Thank you to Sterling (borough assembly) representative Grace Merkes for the introduction of an ordinance dealing with the problem of vicious dogs. This is long overdue, and I applaud her efforts to assure public safety. I hope the assembly will act to approve this measure quickly.
Last August my dog and I were attacked, totally without cause or warning, by a pit bull. We were on a well-used public road and my dog was on a leash. Thankfully, because we go daily on back trails, I run with mace, bear spray and a firearm. I discharged mace and followed that with the entire can of bear spray directed into this dog's eyes and it still hung on.
The owner, who finally arrived, managed to drag the dog off temporarily but couldn't maintain control and it attacked again. The owners of the dog never reimbursed the medical bills. (Although three months, and a promise of legal action later, they paid some veterinary costs, which I donated to the new Pit Bull Education Center at the Alaska SPCA in Anchorage.)
That pit bull would have attacked any dog that was going by at that time.

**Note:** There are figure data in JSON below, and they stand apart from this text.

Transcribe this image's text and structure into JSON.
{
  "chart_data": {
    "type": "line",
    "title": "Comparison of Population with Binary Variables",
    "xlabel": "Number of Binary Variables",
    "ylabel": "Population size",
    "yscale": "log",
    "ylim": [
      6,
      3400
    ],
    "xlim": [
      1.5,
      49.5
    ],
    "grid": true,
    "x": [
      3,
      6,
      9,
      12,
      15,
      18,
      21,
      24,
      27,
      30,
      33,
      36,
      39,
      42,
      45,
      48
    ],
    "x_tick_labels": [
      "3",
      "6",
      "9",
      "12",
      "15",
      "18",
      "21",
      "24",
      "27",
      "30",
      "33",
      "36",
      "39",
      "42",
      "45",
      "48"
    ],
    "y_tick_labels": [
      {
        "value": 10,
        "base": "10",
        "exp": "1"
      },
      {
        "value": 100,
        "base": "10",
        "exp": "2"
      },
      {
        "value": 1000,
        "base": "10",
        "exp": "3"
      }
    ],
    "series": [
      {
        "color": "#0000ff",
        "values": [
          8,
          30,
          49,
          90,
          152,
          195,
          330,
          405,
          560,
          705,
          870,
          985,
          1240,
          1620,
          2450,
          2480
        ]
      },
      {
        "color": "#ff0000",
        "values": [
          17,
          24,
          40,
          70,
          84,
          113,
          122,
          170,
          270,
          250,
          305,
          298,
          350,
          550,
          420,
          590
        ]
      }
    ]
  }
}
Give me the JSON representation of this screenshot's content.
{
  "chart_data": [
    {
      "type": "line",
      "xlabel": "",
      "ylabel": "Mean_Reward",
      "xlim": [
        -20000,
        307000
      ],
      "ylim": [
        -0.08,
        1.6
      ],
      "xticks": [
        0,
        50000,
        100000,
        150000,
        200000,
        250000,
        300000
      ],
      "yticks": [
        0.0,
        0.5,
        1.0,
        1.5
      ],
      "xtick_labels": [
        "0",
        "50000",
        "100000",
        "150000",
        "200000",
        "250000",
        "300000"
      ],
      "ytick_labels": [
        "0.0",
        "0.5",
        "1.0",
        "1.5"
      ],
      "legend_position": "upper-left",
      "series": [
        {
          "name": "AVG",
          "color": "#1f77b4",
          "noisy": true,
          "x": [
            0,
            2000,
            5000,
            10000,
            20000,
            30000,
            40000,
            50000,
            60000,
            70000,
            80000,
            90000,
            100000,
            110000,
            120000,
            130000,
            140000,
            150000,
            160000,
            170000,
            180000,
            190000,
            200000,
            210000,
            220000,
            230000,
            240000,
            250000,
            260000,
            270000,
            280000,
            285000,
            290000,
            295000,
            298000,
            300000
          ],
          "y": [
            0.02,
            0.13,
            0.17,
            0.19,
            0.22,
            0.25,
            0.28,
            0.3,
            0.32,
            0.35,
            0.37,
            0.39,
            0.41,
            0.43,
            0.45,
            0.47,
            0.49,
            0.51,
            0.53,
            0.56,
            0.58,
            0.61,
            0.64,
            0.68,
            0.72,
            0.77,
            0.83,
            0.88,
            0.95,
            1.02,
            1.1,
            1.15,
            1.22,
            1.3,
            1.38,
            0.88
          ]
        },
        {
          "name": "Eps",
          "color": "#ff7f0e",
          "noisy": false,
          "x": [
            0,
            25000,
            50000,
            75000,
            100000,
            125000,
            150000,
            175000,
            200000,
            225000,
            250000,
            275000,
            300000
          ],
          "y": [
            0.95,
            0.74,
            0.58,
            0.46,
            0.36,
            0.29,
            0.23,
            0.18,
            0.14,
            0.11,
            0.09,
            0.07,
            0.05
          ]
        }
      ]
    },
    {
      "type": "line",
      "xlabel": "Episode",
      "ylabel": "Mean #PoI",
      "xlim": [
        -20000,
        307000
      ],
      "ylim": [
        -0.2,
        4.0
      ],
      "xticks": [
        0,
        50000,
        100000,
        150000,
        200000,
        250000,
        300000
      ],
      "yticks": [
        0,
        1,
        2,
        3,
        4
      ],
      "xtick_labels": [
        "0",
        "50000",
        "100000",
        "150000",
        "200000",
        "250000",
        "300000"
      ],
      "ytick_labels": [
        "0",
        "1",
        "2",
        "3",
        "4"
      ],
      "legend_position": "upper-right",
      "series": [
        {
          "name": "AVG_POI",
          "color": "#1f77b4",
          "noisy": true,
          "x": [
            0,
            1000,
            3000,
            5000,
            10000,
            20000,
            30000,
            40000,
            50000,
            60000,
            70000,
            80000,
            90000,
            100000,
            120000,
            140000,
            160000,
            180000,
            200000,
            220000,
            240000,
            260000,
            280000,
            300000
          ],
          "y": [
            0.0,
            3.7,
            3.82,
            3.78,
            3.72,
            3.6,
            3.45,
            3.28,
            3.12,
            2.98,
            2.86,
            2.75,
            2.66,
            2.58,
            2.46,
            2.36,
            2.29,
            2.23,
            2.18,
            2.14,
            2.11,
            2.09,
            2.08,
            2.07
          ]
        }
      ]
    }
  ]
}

Imagine what would have happened if the individual involved didn't have bear spray. Imagine if that person happened to be a child. Imagine that child picking up their own dog to protect it.
There is simply no excuse for anyone, kids, adults or even senior citizens like myself, to be scared to walk, run or bike on the streets where we live for fear of being bitten. In a perfect world, all dog owners would be responsible for their animal's care, training, sterilization and behavior. Unfortunately, many are rude, arrogant, inconsiderate and display about as much responsibility as sock puppets. These are the folks that make vicious dog laws necessary to protect the rest of us.